Minute stem parasites without any visible stem, appearing as green or brown pustules on the bark of the host, the inconspicuous stem ramifies inside the bark tissue, which rarely project above the surface for only up to 3 mm length; staminate plants yellow green; pistillate plants greenish, usually about twice as long as the staminate plants; primary branches many, arising from basal cups, without secondary branching; joints up to 2 mm long; sheaths minute, 2- toothed.
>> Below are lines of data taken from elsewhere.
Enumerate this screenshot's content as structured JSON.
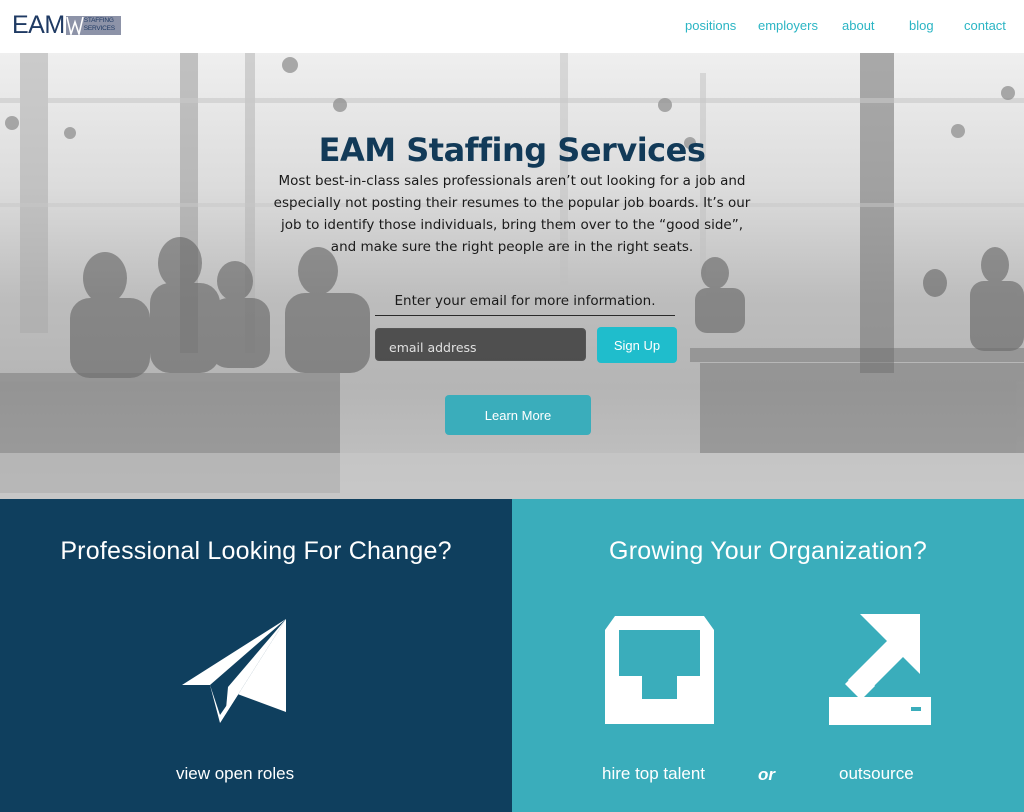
{
  "header": {
    "logo_main": "EAM",
    "logo_sub_line1": "STAFFING",
    "logo_sub_line2": "SERVICES",
    "nav": [
      {
        "label": "positions"
      },
      {
        "label": "employers"
      },
      {
        "label": "about"
      },
      {
        "label": "blog"
      },
      {
        "label": "contact"
      }
    ]
  },
  "hero": {
    "title": "EAM Staffing Services",
    "description": "Most best-in-class sales professionals aren’t out looking for a job and especially not posting their resumes to the popular job boards. It’s our job to identify those individuals, bring them over to the “good side”, and make sure the right people are in the right seats.",
    "email_prompt": "Enter your email for more information.",
    "email_placeholder": "email address",
    "signup_label": "Sign Up",
    "learn_more_label": "Learn More"
  },
  "panels": {
    "left": {
      "title": "Professional Looking For Change?",
      "icon": "paper-plane-icon",
      "link": "view open roles"
    },
    "right": {
      "title": "Growing Your Organization?",
      "hire_icon": "inbox-tray-icon",
      "hire_link": "hire top talent",
      "or_text": "or",
      "outsource_icon": "outbound-arrow-icon",
      "outsource_link": "outsource"
    }
  },
  "colors": {
    "nav_text": "#2bb5c4",
    "title_navy": "#123a58",
    "panel_left_bg": "#0f3f5e",
    "panel_right_bg": "#3aadbb",
    "signup_bg": "#1fbdcc",
    "learn_more_bg": "#3aadbb"
  }
}
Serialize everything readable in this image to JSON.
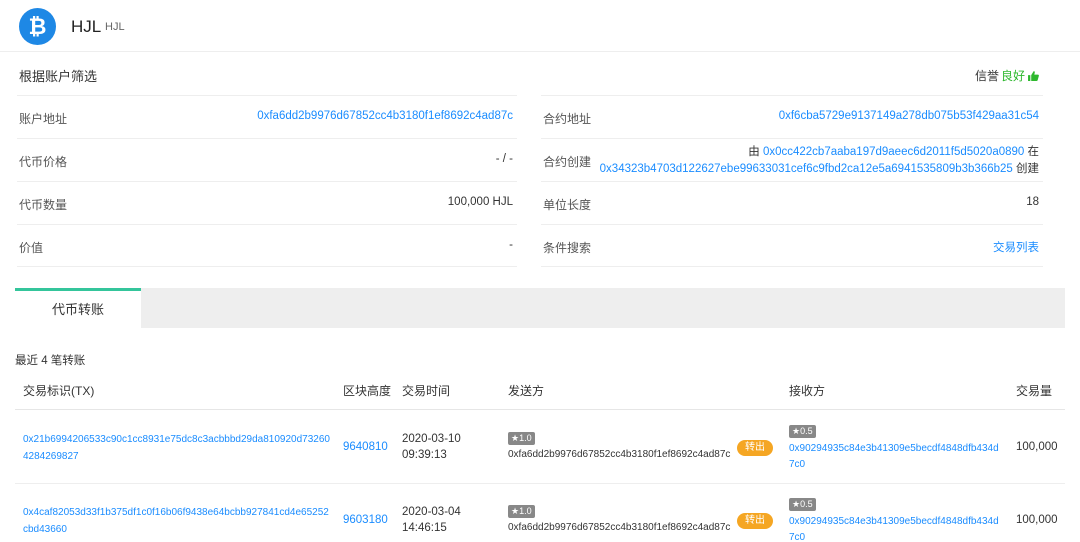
{
  "header": {
    "logo_glyph": "₿",
    "token_name": "HJL",
    "token_symbol": "HJL"
  },
  "info": {
    "filter_title": "根据账户筛选",
    "reputation_label": "信誉",
    "reputation_value": "良好",
    "left_rows": [
      {
        "label": "账户地址",
        "value": "0xfa6dd2b9976d67852cc4b3180f1ef8692c4ad87c"
      },
      {
        "label": "代币价格",
        "value": "- / -"
      },
      {
        "label": "代币数量",
        "value": "100,000 HJL"
      },
      {
        "label": "价值",
        "value": "-"
      }
    ],
    "contract_address_label": "合约地址",
    "contract_address": "0xf6cba5729e9137149a278db075b53f429aa31c54",
    "contract_created_label": "合约创建",
    "created_by_prefix": "由",
    "creator_address": "0x0cc422cb7aaba197d9aeec6d2011f5d5020a0890",
    "created_in": "在",
    "creation_tx": "0x34323b4703d122627ebe99633031cef6c9fbd2ca12e5a6941535809b3b366b25",
    "created_suffix": "创建",
    "unit_length_label": "单位长度",
    "unit_length_value": "18",
    "condition_search_label": "条件搜索",
    "condition_search_value": "交易列表"
  },
  "tabs": [
    {
      "label": "代币转账"
    }
  ],
  "transfers": {
    "recent_label": "最近 4 笔转账",
    "columns": [
      "交易标识(TX)",
      "区块高度",
      "交易时间",
      "发送方",
      "接收方",
      "交易量"
    ],
    "rows": [
      {
        "tx": "0x21b6994206533c90c1cc8931e75dc8c3acbbbd29da810920d732604284269827",
        "block": "9640810",
        "date": "2020-03-10",
        "time": "09:39:13",
        "from_badge": "★1.0",
        "from": "0xfa6dd2b9976d67852cc4b3180f1ef8692c4ad87c",
        "direction": "转出",
        "to_badge": "★0.5",
        "to": "0x90294935c84e3b41309e5becdf4848dfb434d7c0",
        "amount": "100,000"
      },
      {
        "tx": "0x4caf82053d33f1b375df1c0f16b06f9438e64bcbb927841cd4e65252cbd43660",
        "block": "9603180",
        "date": "2020-03-04",
        "time": "14:46:15",
        "from_badge": "★1.0",
        "from": "0xfa6dd2b9976d67852cc4b3180f1ef8692c4ad87c",
        "direction": "转出",
        "to_badge": "★0.5",
        "to": "0x90294935c84e3b41309e5becdf4848dfb434d7c0",
        "amount": "100,000"
      }
    ]
  }
}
Shoots: basal portions of the dominant shoots ca 1 mm in diam.; third internodes 0.5 - 1.4 mm long, 0.3 - 1 mm wide; flower-branches piercing the epidermis of the host and appearing as minute 2-lipped cups. Male flowers: sessile in the cup, 2 - 2.5 mm across; perianth mostly (3 -) 4 (- 5)-merous, free; lobes ca 0.8 x 0.8 mm; anthers 0.4 - 0.5 mm across. Female flowers: pedicellate; perianth slightly bifid. Fruits on minute branches composed of 2 joints, berries, 2 - 2.5 x 1 - 1.5 mm, with persistent perianth on its tip.

Fl. & Fr. June - Oct.

Distrib. India: Western Himalayas, usually in the dry regions in Upper and Lower Bashahr and Kulu in Himachal Pradesh and in the four divisions of Kashmir.

Bhutan, Nepal and Pakistan.

Hosts. So far reported only on Pinus wallichiana, Abies pindrow and Cedrus deodara.

Notes. J. D. Hooker (l. c.) while describing this plant mentioned that it is the minutest plant that he could recollect. The principal host of this plant is Pinus wallichiana. This plant causes considerable damage by killing the top of the blue pine saplings of about 1.8 meters high. It is also observed that the plant is parasitic on younger portions, probably due to the difficulty in penetrating the thick bark of the older portions. No medicinal importance has been attributed to this species. The dissemination of the plant occurs by bursting of its ripe fruits and ejecting the seeds.